As a young Traveller, I was lucky to have parents who strongly believed in school. I was able to get basic primary education. My parents had eight children and, as I am second-eldest, I look back and cannot understand how my mother, who had no access to water, toilets or electricity, in rain, sunshine or snow, made sure we got up and went to school.
My parents never went to school so they didn't know anything about many of the issues involved. For example, the policy in some to have separate Traveller classes and playground areas, and putting Traveller children to the back of the class and allowing them to kill time by drawing.
Common questions I hear are: "Why don't you Travellers go to school and get jobs like normal people?" The majority of Traveller children who go to school can't wait to finish primary so they can be free and get back to mixing with their own. They are made feel so uncomfortable by the racist attitudes of some teachers and peers and have to hide that they are Travellers to fit in and be "normal". When you experience that negative attitude at such a young age, you tend to avoid the unnecessary.
On a positive note, I have a nephew who is eight and his teacher let every child on a mock stage tell all about their homes and families. As a child from a home where being a Traveller is a positive thing and he is encouraged to be himself, he was the first up to tell about his "mobile home". For me that is a dramatic change.
On the other hand the experience of being different is too often punished. The old segregated classes are mostly gone. The new system is withdrawal, where Traveller children taken out of their class go to the resource teacher. I have another nephew who is top of his class.
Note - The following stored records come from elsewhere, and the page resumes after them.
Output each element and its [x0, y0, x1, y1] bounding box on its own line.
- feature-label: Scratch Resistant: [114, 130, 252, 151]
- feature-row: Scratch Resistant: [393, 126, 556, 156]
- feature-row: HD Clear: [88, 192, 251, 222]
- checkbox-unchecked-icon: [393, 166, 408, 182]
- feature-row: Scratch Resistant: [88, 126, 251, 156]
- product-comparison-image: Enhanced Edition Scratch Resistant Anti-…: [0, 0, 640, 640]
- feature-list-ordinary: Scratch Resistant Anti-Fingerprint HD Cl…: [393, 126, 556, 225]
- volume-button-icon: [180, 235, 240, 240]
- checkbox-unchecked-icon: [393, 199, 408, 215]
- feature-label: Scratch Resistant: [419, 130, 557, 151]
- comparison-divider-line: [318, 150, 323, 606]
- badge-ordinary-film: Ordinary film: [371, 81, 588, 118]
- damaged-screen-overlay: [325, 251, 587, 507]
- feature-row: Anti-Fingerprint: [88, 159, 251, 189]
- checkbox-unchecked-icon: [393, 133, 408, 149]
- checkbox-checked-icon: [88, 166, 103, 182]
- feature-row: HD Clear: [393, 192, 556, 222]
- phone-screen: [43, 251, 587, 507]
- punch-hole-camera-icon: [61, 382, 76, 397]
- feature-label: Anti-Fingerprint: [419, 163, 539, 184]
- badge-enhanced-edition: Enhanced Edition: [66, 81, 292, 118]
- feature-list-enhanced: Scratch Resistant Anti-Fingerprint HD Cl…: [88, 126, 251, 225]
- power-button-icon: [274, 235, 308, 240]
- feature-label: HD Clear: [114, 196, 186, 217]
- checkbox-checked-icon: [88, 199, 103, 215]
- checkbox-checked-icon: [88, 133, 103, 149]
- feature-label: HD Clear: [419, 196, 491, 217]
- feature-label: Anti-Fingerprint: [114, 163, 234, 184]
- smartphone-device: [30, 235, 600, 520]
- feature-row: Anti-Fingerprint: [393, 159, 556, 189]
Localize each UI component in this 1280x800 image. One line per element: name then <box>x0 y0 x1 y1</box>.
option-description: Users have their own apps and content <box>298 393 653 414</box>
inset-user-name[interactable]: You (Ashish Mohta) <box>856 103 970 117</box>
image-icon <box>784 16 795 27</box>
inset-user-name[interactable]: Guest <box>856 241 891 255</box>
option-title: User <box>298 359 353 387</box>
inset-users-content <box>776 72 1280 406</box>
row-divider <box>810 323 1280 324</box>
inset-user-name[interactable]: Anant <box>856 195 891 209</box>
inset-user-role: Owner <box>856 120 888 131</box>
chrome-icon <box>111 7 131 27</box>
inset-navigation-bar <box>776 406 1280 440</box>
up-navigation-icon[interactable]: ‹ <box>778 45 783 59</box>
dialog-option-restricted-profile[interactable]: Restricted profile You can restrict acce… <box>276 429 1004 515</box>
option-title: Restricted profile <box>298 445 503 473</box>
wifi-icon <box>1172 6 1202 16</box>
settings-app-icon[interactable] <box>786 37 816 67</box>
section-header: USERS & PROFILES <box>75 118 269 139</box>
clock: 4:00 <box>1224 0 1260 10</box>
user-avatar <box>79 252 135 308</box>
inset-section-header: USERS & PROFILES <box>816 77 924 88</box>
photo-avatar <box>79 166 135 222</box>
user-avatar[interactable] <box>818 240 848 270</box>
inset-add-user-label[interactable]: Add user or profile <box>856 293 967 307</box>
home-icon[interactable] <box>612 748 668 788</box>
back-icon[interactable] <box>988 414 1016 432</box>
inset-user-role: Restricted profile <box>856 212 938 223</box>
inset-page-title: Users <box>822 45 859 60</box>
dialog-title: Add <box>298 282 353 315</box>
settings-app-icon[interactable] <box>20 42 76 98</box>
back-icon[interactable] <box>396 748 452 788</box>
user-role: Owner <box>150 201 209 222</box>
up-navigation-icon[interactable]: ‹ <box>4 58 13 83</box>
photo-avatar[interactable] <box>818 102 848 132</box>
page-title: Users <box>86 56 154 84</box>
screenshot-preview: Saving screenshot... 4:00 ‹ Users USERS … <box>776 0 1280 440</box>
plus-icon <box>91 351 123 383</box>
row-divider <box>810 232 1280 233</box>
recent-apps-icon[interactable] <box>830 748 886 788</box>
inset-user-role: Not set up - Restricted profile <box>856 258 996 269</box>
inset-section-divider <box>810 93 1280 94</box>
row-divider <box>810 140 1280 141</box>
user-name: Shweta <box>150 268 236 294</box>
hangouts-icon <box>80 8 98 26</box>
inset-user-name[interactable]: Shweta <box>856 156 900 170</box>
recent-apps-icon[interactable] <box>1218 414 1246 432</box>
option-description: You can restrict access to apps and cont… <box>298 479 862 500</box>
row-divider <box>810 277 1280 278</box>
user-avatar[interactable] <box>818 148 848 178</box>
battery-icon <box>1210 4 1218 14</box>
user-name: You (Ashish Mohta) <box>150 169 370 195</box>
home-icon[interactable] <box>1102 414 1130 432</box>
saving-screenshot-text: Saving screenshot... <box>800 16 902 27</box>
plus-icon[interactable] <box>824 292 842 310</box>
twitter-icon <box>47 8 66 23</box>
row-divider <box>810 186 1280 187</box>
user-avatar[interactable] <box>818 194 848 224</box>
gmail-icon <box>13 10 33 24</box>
When he moved to a new school he was automatically withdrawn from class because he is a Traveller.
I don't see why this should happen. It's like saying that because you're a Traveller you must be stupid. I know from talking to other teachers that in other countries withdrawing a child from class is the last resort. If they need help the help is brought into the classroom. Why can't we do that here?
For me the way forward is for schools and other service-providers to recognise that the people using their services are from a lot of different backgrounds.
They need to take steps to deal with racism by developing antiracist policies for inclusion and involvement of Traveller children and children from minority ethnic backgrounds.